Luego Esther detuvo sus impulsos asesinos para, desvistiéndose del todo, colocar su amplio pubis que iba hermanado con un trasero en forma de hogaza –olvidé comentar que la contratante superaba los setenta kilos de peso sin una altura suficiente para ser base en un equipo de baloncesto femenino, incluso amateur– sobre el mío, en un hermoso sándwich de vello púbico, ya que ni yo me depilo ni ella lo hacía, porque en el fondo creo que Esther aceptaba su feminidad como algo de interés menudo. O al menos con posibilidades de ser estrujado hasta la siguiente dimensión: una imaginaria ‘Supermujer’ a lo Nietzsche o directamente un hombre. Por cierto, el acto se hizo a pelo, en excelsa metáfora de aquella horrible visión.

 

¿Te duelen las heridas?

 

Me duele no poder follar como Dios manda y no haber probado gota de alcohol. Creo que estoy en un principio de ataque de ansiedad. Por lo que suéltame el brazo derecho o me lo amputo a bocados.

 

Soy una floja: cada vez que me bebo una botella de ginebra sueño con vengar a la mujer que durante siglos ha sido y es humillada por el hombre; pero al rato me subo sobre ellos para gozar como mandan los cánones.

 

Eres débil… al menos para las hostias que metes.

 

¿Quieres que te lleve al ambulatorio más cercano?

 

No, quiero un gin tonic de Larios con tres rodajas de lima.

 

A la orden.

 

Si en el fondo te gusta.

 

¿El qué?

 

El Larios… por cierto, ¿cómo los conseguiste?

 

Lo venden en la tienda de aquí abajo.

 

La ginebra Larios, fundada en Málaga en 1918, hoy ha conseguido cruzar fronteras gracias a que la multinacional Beam-Suntory la adquirió. Porque España, en el fondo y en la superficie, sigue en pañales: exportamos poco y a veces hasta prostitutos. Y Larios, que en España se bebió hasta la cirrosis, hoy se encuentra en Asia gracias al empuje comercial y el conocimiento del mercado de unos americanos (y otros japoneses) que son capaces de apostar por lo que nosotros no nos atrevemos. Luego se nos plantan en España, mezclándose en nuestro bares, y los despreciamos con esa palabra sin igual: guiri.

 

Mientras me calzaba el gin tonic Esther me dio los 100 dólares, un ingreso que podría haber considerado alto si no hubiera sido porque tuve que invertirlos, casi en su totalidad, en una visita fugaz a mi Clínica SOS, donde el doctor Aleksandar estaba, curiosamente, de guardia.

 

Aspersor, ¿qué le ha ocurrido esta vez?

 

Es muy largo de contar. ¿Podría curarme?

 

Sí, claro. Pero algunas heridas no tienen buena pinta. ¿Latigazos?

 

No pregunte, por favor.

 

Y así volví a mi zulo: cabizbajo; pensando en las personas que fallecen por este tipo de castigo, sumando a mi depresión las lapidaciones. Que podría ser que la próxima clienta decidiera tirarme piedras hasta mi muerte.

 

 

A la mañana siguiente desperté, con mi brazo izquierdo vendado, cuando procedí a masturbarme.

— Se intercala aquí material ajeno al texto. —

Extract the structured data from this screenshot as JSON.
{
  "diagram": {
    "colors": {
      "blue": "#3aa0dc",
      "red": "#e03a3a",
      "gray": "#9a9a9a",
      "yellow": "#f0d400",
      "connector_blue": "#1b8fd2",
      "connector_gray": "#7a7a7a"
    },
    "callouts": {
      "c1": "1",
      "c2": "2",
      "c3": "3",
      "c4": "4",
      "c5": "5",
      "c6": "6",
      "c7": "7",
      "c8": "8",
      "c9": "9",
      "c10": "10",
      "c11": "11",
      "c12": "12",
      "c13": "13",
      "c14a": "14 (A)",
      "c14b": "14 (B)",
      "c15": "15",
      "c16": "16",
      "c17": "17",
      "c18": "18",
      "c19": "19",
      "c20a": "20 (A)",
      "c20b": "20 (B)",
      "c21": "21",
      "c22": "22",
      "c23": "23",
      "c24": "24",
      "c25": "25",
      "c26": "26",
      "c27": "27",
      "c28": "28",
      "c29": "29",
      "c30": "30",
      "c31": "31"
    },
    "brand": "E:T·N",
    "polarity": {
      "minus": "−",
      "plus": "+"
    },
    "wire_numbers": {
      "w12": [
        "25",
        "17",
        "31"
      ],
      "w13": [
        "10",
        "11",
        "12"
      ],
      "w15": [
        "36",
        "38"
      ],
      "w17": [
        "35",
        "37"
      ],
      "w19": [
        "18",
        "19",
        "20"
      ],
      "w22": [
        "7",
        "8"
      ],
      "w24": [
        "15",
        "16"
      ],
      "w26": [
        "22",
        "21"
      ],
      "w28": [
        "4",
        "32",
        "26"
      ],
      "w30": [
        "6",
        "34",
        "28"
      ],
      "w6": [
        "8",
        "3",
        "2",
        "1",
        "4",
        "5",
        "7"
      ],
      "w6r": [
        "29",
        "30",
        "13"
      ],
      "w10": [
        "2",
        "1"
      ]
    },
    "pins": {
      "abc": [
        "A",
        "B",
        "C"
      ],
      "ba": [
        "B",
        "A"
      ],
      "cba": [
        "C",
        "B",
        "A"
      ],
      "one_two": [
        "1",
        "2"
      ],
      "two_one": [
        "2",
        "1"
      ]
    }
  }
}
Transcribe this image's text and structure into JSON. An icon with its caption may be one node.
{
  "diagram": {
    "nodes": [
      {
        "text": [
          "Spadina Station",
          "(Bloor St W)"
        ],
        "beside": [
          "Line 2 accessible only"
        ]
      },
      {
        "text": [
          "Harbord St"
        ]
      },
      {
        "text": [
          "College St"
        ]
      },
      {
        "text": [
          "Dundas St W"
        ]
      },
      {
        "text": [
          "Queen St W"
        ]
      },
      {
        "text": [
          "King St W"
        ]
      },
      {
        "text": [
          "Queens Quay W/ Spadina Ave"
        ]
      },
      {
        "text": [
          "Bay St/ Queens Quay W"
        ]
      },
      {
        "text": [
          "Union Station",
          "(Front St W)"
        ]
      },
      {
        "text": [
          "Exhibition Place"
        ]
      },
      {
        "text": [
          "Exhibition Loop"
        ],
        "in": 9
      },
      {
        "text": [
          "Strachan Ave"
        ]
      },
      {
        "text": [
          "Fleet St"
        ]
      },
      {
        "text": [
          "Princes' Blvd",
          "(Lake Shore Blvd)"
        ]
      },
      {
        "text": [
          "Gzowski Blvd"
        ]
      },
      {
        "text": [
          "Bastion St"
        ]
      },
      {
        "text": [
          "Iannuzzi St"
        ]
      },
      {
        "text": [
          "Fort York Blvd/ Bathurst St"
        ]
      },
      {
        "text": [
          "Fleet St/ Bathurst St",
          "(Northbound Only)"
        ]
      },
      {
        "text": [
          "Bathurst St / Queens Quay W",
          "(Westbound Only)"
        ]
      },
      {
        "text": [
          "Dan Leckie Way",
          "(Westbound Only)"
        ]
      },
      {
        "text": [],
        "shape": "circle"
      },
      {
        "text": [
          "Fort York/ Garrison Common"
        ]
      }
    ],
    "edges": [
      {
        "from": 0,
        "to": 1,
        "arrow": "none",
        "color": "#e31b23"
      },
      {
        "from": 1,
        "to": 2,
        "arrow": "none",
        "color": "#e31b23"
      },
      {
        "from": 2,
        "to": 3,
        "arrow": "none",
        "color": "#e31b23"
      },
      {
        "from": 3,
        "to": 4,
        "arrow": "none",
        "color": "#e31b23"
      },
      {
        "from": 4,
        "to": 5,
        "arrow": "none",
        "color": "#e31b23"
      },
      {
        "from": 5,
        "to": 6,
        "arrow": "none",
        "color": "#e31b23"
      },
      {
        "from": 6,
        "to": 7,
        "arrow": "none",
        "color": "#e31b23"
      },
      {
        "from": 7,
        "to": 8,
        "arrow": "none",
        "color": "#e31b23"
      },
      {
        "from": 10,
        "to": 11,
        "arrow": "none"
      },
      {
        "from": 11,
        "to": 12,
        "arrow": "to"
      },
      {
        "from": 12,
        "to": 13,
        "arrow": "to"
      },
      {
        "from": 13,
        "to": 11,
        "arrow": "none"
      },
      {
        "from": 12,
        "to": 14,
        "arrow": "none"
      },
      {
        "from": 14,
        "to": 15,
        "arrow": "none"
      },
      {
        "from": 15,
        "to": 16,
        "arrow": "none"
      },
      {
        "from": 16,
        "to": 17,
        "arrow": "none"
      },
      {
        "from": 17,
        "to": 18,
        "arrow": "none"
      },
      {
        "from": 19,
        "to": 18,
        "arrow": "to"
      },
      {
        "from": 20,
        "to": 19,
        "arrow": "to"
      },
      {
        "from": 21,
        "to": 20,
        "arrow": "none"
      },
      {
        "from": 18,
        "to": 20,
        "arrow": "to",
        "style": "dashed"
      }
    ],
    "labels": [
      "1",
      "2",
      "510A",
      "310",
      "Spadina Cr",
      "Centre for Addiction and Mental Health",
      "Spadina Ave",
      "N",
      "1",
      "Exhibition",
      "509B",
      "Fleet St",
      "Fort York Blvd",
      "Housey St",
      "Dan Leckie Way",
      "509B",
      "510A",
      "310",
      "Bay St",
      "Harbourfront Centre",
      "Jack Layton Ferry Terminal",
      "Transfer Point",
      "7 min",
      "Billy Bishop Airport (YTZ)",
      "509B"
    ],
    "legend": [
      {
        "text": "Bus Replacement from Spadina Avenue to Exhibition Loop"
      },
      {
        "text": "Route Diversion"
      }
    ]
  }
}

Momento en el que aquel espejo de los demonios mostró a un extraño calvo despeinado y sudado con complejas poses para llegar a un orgasmo manual con un brazo izquierdo al que sólo le faltaba el cabestrillo. Juro que por una vez en mi vida eché de menos un móvil de esos que graban imágenes válidas para colgarlas en internet. Me habría forrado.

 

 

 

Joaquín Campos, 29/07/14, Phnom Penh.